I was thinking of including "slack" like this (axis_right) https://github.com/Yelp/terraform-provider-signalform/blob/master/src/terraform-provider-signalform/signalform/time_chart.go#L115 not as a resource.

You can define the elemTypes you need now and make them required. Further, make slack conflictWith the other integration types you define.

[sjung-stripe]

Yes, the example you indicated has the same problem I'm describing. It's using a TypeSet which means it can be specified zero or more times.

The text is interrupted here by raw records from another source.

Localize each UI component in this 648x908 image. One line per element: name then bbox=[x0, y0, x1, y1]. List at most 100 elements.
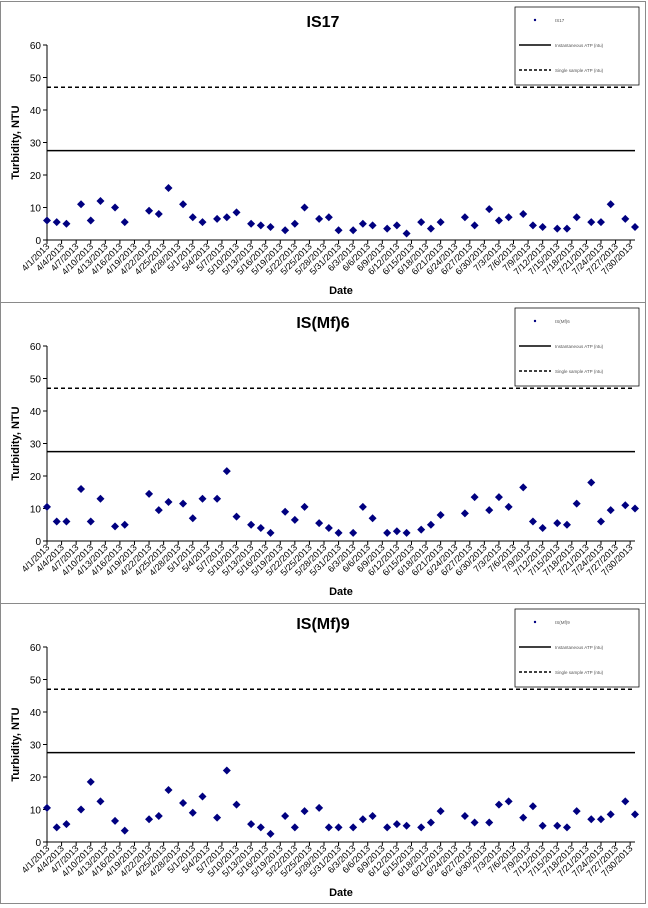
data-point bbox=[368, 514, 377, 523]
data-point bbox=[77, 805, 86, 814]
data-point bbox=[188, 213, 197, 222]
legend-marker bbox=[533, 620, 537, 624]
data-point bbox=[494, 216, 503, 225]
legend-marker bbox=[533, 18, 537, 22]
y-tick-label: 10 bbox=[30, 505, 42, 516]
y-tick-label: 30 bbox=[30, 440, 42, 451]
data-point bbox=[62, 219, 71, 228]
data-point bbox=[528, 802, 537, 811]
data-point bbox=[77, 200, 86, 209]
data-point bbox=[154, 506, 163, 515]
data-point bbox=[120, 218, 129, 227]
y-tick-label: 40 bbox=[30, 407, 42, 418]
legend-label: Single sample ATP (ntu) bbox=[555, 369, 604, 374]
data-point bbox=[368, 812, 377, 820]
data-point bbox=[494, 493, 503, 502]
data-point bbox=[96, 197, 105, 205]
data-point bbox=[562, 224, 571, 233]
data-point bbox=[562, 520, 571, 529]
data-point bbox=[470, 493, 479, 502]
data-point bbox=[596, 517, 605, 526]
data-point bbox=[596, 218, 605, 227]
data-point bbox=[426, 520, 435, 529]
data-point bbox=[315, 519, 324, 528]
y-tick-label: 10 bbox=[30, 806, 42, 817]
data-point bbox=[606, 506, 615, 515]
data-point bbox=[383, 528, 392, 537]
data-point bbox=[494, 800, 503, 809]
data-point bbox=[179, 499, 188, 508]
data-point bbox=[77, 485, 86, 493]
data-point bbox=[587, 218, 596, 227]
data-point bbox=[334, 528, 343, 537]
data-point bbox=[324, 524, 333, 532]
data-point bbox=[52, 517, 61, 526]
data-point bbox=[436, 511, 445, 519]
legend-label: Instantaneous ATP (ntu) bbox=[555, 43, 604, 48]
data-point bbox=[281, 507, 290, 516]
y-tick-label: 30 bbox=[30, 741, 42, 752]
y-tick-label: 0 bbox=[35, 838, 41, 849]
data-point bbox=[368, 221, 377, 230]
data-point bbox=[334, 823, 343, 832]
data-point bbox=[572, 807, 581, 816]
data-point bbox=[426, 224, 435, 233]
data-point bbox=[606, 810, 615, 819]
data-point bbox=[358, 815, 367, 824]
data-point bbox=[587, 815, 596, 824]
data-point bbox=[281, 812, 290, 820]
data-point bbox=[232, 208, 241, 217]
data-point bbox=[179, 200, 188, 209]
data-point bbox=[485, 205, 494, 214]
data-point bbox=[256, 221, 265, 230]
data-point bbox=[587, 478, 596, 487]
y-tick-label: 50 bbox=[30, 74, 42, 85]
y-axis-title: Turbidity, NTU bbox=[10, 707, 22, 781]
y-tick-label: 60 bbox=[30, 342, 42, 353]
data-point bbox=[315, 803, 324, 812]
data-point bbox=[631, 810, 639, 819]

All of the following would be legal:

resource "signalform_integration "slack" {
  name = "foo"
  enabled = true
  slack {
    webhook_url = "foo"
  }
}

resource "signalform_integration "slack" {
  name = "foo"
  enabled = true
}

resource "signalform_integration "slack" {
  name = "foo"
  enabled = true
  slack {
    webhook_url = "foo"
  }
  slack {
    webhook_url = "bar"
  }
}

This is why I didn't use typed keys to begin with - because the only way to do so is to specify them on an Elem, which requires using a map, list, or set.

[rahulravindran0108]

Aah! understood what you meant now, Sorry about that.

The project structure more or less follows this structure elsewhere (the one I mentioned above of using TypeSet). I feel that way, the structure is more appropriate than it currently is, considering the number of integrations out there and most of the attributes vary.

signalform-tools is another repository we maintain for validation and we can definitely bake in the functionality there.

This is not really a blocker, feel free to disregard.